Central Banks are facing the dilemma of a rate cut to stop the economy from sliding into recession. The average cut required to revive the economy is of the order of 5% and the only obvious solution is deeper negative nominal interest rates. There have been increasing injections of fiat money and credit over successive credit cycles. This is not just the case of unwinding the credit distortions post the Lehman crisis, there is a long legacy to this, from all previous credit cycles. The current monetary policy is based on a combination of monetary inflation and the suppression of its effect on prices.

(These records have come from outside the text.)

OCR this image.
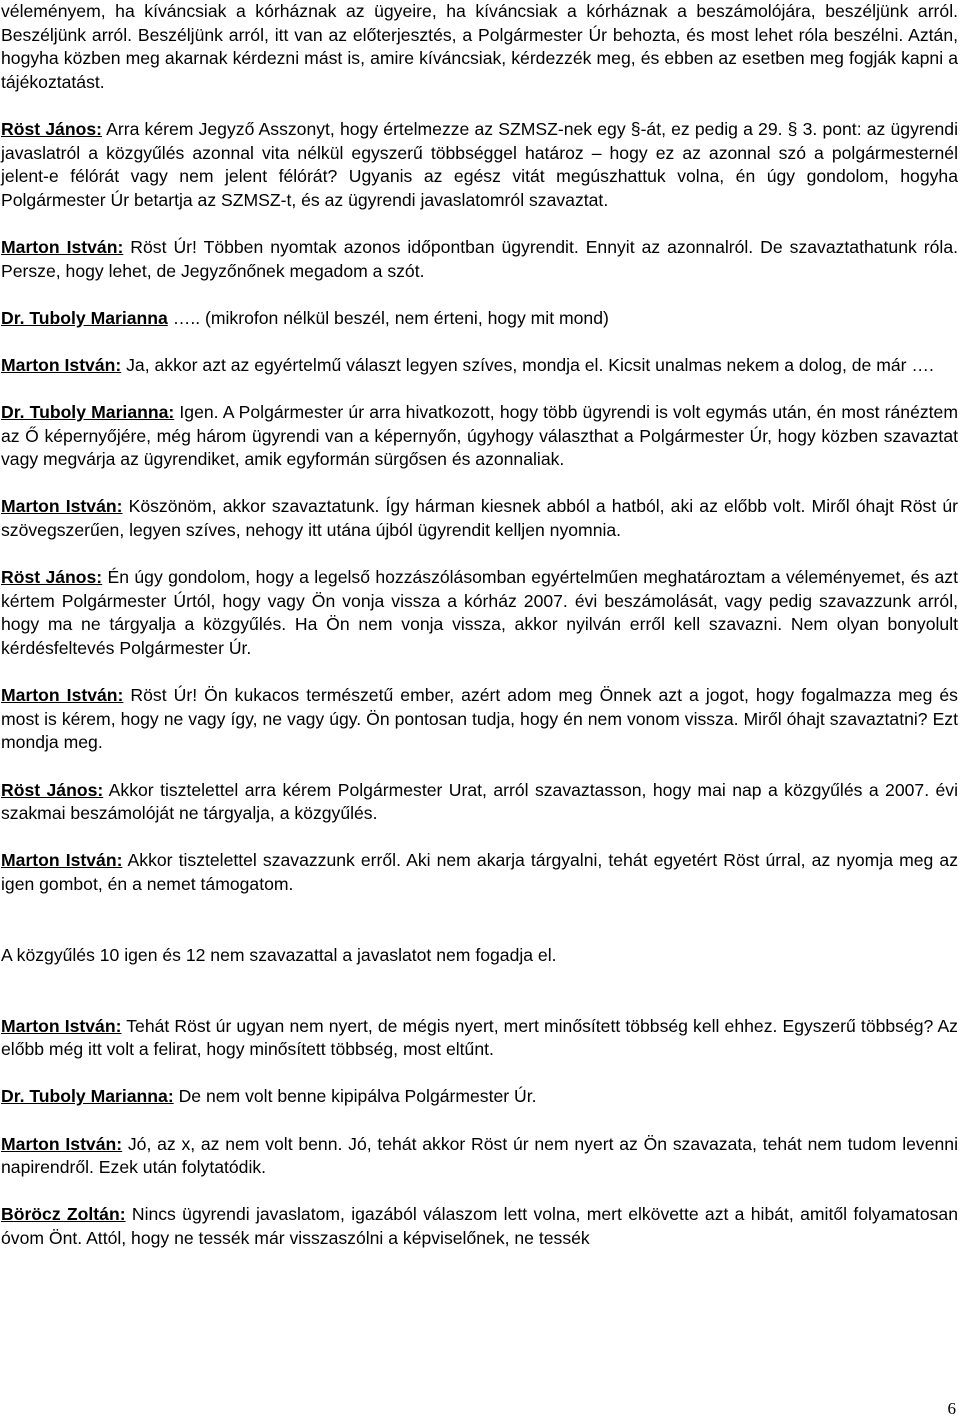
véleményem, ha kíváncsiak a kórháznak az ügyeire, ha kíváncsiak a kórháznak a beszámolójára, beszéljünk arról. Beszéljünk arról. Beszéljünk arról, itt van az előterjesztés, a Polgármester Úr behozta, és most lehet róla beszélni. Aztán, hogyha közben meg akarnak kérdezni mást is, amire kíváncsiak, kérdezzék meg, és ebben az esetben meg fogják kapni a tájékoztatást.

Röst János: Arra kérem Jegyző Asszonyt, hogy értelmezze az SZMSZ-nek egy §-át, ez pedig a 29. § 3. pont: az ügyrendi javaslatról a közgyűlés azonnal vita nélkül egyszerű többséggel határoz – hogy ez az azonnal szó a polgármesternél jelent-e félórát vagy nem jelent félórát? Ugyanis az egész vitát megúszhattuk volna, én úgy gondolom, hogyha Polgármester Úr betartja az SZMSZ-t, és az ügyrendi javaslatomról szavaztat.

Marton István: Röst Úr! Többen nyomtak azonos időpontban ügyrendit. Ennyit az azonnalról. De szavaztathatunk róla. Persze, hogy lehet, de Jegyzőnőnek megadom a szót.

Dr. Tuboly Marianna ….. (mikrofon nélkül beszél, nem érteni, hogy mit mond)

Marton István: Ja, akkor azt az egyértelmű választ legyen szíves, mondja el. Kicsit unalmas nekem a dolog, de már ….

Dr. Tuboly Marianna: Igen. A Polgármester úr arra hivatkozott, hogy több ügyrendi is volt egymás után, én most ránéztem az Ő képernyőjére, még három ügyrendi van a képernyőn, úgyhogy választhat a Polgármester Úr, hogy közben szavaztat vagy megvárja az ügyrendiket, amik egyformán sürgősen és azonnaliak.

Marton István: Köszönöm, akkor szavaztatunk. Így hárman kiesnek abból a hatból, aki az előbb volt. Miről óhajt Röst úr szövegszerűen, legyen szíves, nehogy itt utána újból ügyrendit kelljen nyomnia.

Röst János: Én úgy gondolom, hogy a legelső hozzászólásomban egyértelműen meghatároztam a véleményemet, és azt kértem Polgármester Úrtól, hogy vagy Ön vonja vissza a kórház 2007. évi beszámolását, vagy pedig szavazzunk arról, hogy ma ne tárgyalja a közgyűlés. Ha Ön nem vonja vissza, akkor nyilván erről kell szavazni. Nem olyan bonyolult kérdésfeltevés Polgármester Úr.

Marton István: Röst Úr! Ön kukacos természetű ember, azért adom meg Önnek azt a jogot, hogy fogalmazza meg és most is kérem, hogy ne vagy így, ne vagy úgy. Ön pontosan tudja, hogy én nem vonom vissza. Miről óhajt szavaztatni? Ezt mondja meg.

Röst János: Akkor tisztelettel arra kérem Polgármester Urat, arról szavaztasson, hogy mai nap a közgyűlés a 2007. évi szakmai beszámolóját ne tárgyalja, a közgyűlés.

Marton István: Akkor tisztelettel szavazzunk erről. Aki nem akarja tárgyalni, tehát egyetért Röst úrral, az nyomja meg az igen gombot, én a nemet támogatom.

A közgyűlés 10 igen és 12 nem szavazattal a javaslatot nem fogadja el.

Marton István: Tehát Röst úr ugyan nem nyert, de mégis nyert, mert minősített többség kell ehhez. Egyszerű többség? Az előbb még itt volt a felirat, hogy minősített többség, most eltűnt.

Dr. Tuboly Marianna: De nem volt benne kipipálva Polgármester Úr.

Marton István: Jó, az x, az nem volt benn. Jó, tehát akkor Röst úr nem nyert az Ön szavazata, tehát nem tudom levenni napirendről. Ezek után folytatódik.

Böröcz Zoltán: Nincs ügyrendi javaslatom, igazából válaszom lett volna, mert elkövette azt a hibát, amitől folyamatosan óvom Önt. Attól, hogy ne tessék már visszaszólni a képviselőnek, ne tessék

6
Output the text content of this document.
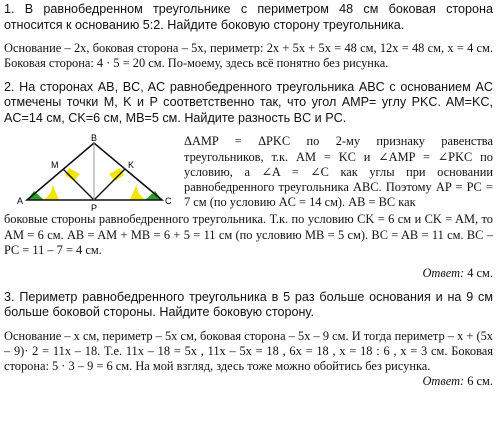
1. В равнобедренном треугольнике с периметром 48 см боковая сторона относится к основанию 5:2. Найдите боковую сторону треугольника.
Основание – 2x, боковая сторона – 5x, периметр: 2x + 5x + 5x = 48 см, 12x = 48 см, x = 4 см. Боковая сторона: 4 · 5 = 20 см. По-моему, здесь всё понятно без рисунка.
2. На сторонах AB, BC, AC равнобедренного треугольника ABC с основанием AC отмечены точки M, K и P соответственно так, что угол AMP= углу PKC. AM=KC, AC=14 см, CK=6 см, MB=5 см. Найдите разность BC и PC.
B
M	K
A	C
P
ΔAMP = ΔPKC по 2-му признаку равенства треугольников, т.к. AM = KC и ∠AMP = ∠PKC по условию, а ∠A = ∠C как углы при основании равнобедренного треугольника ABC. Поэтому AP = PC = 7 см (по условию AC = 14 см). AB = BC как
боковые стороны равнобедренного треугольника. Т.к. по условию CK = 6 см и CK = AM, то AM = 6 см. AB = AM + MB = 6 + 5 = 11 см (по условию MB = 5 см). BC = AB = 11 см. BC – PC = 11 – 7 = 4 см.
Ответ: 4 см.
3. Периметр равнобедренного треугольника в 5 раз больше основания и на 9 см больше боковой стороны. Найдите боковую сторону.
Основание – x см, периметр – 5x см, боковая сторона – 5x – 9 см. И тогда периметр – x + (5x – 9)· 2 = 11x – 18. Т.е. 11x – 18 = 5x , 11x – 5x = 18 , 6x = 18 , x = 18 : 6 , x = 3 см. Боковая сторона: 5 · 3 – 9 = 6 см. На мой взгляд, здесь тоже можно обойтись без рисунка.
Ответ: 6 см.
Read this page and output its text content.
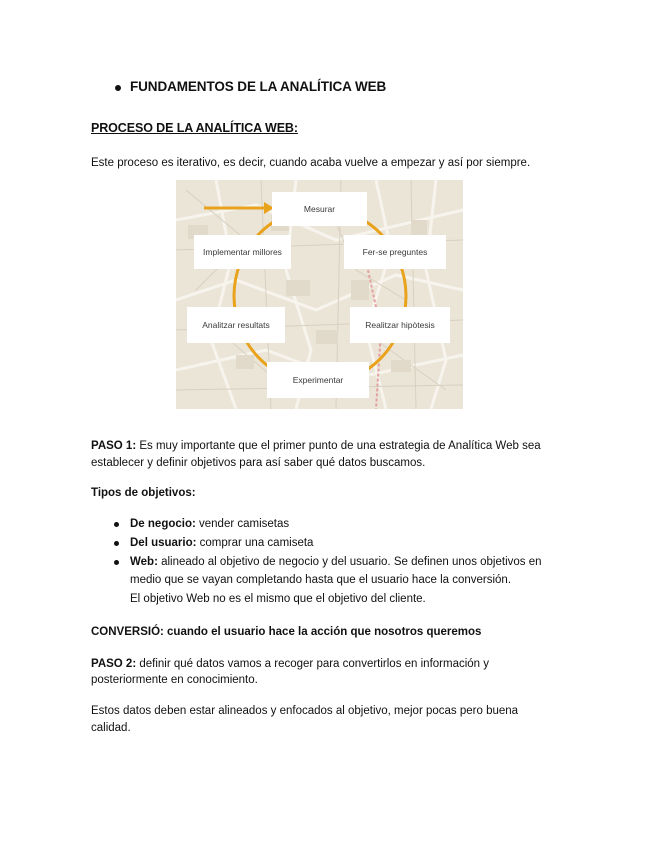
FUNDAMENTOS DE LA ANALÍTICA WEB
PROCESO DE LA ANALÍTICA WEB:
Este proceso es iterativo, es decir, cuando acaba vuelve a empezar y así por siempre.
Mesurar
Fer-se preguntes
Realitzar hipòtesis
Experimentar
Analitzar resultats
Implementar millores
PASO 1: Es muy importante que el primer punto de una estrategia de Analítica Web sea
establecer y definir objetivos para así saber qué datos buscamos.
Tipos de objetivos:
De negocio: vender camisetas
Del usuario: comprar una camiseta
Web: alineado al objetivo de negocio y del usuario. Se definen unos objetivos en
medio que se vayan completando hasta que el usuario hace la conversión.
El objetivo Web no es el mismo que el objetivo del cliente.
CONVERSIÓ: cuando el usuario hace la acción que nosotros queremos
PASO 2: definir qué datos vamos a recoger para convertirlos en información y
posteriormente en conocimiento.
Estos datos deben estar alineados y enfocados al objetivo, mejor pocas pero buena
calidad.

Every credit cycle has led to an even greater crisis. This progressive failure of monetary policy causes humans to stop and think about the nature of central banks and currencies issued by regulatory authorities. With instruments like cryptocurrencies, Bitcoin ETFs, Facebook’s Libra and Digital Yuan projects underway, central banks feel increasingly trapped and important economic issues are being overlooked just to protect and preserve the current economic order and fiat currencies.
The role of money in an economy is to transform labor into consumption and if goods bought today hold more value than they would in the future, then money must reflect these characteristics. If it doesn’t, then it is in defiance of Keynes’ Price Theory. There is no turning back on negative interest rates and bond yields, else it would unleash destruction in the economy.
However, the biggest problem of unleashing deeply negative interest rates is that they encourage the hoarding of cold, hard cash. It becomes costlier to hold cash but individuals do it, for lack of faith in centralized institutions. The negative return on fiat currency reflects as a percentage fee levied by the bank on withdrawals from the cash window or ATMs. This closes the arbitrage window between hoarding cash and holding money in bank accounts. Central banks have a window of opportunity to keep up public faith and hand over the problem of implementation of deeply negative rates to commercial banks. Commercial retailers are already used to absorbing credit card fees and adding sales taxes, so they should be able to handle the cost of accepting cash payments.
Government finances always come under strain after a credit crisis. With a dynamic approach to negative interest rates, government funding will be better facilitated, in the short-term. This will also give the appearance of solvency to banks. It may cause depositors to look for alternatives and buy just anything to get rid of money.
The rising prices of Gold and Bitcoin have given us enough cautionary warnings and a currency collapse may well be underway. It is most likely that the crisis will commence with a No-Deal BREXIT and rapidly become global. Deeply negative interest rates will ensure that a currency collapse happens in no time. The pace at which depositors bring in more cash will decide the fate of fiat currencies and the speed and extent of a currency collapse.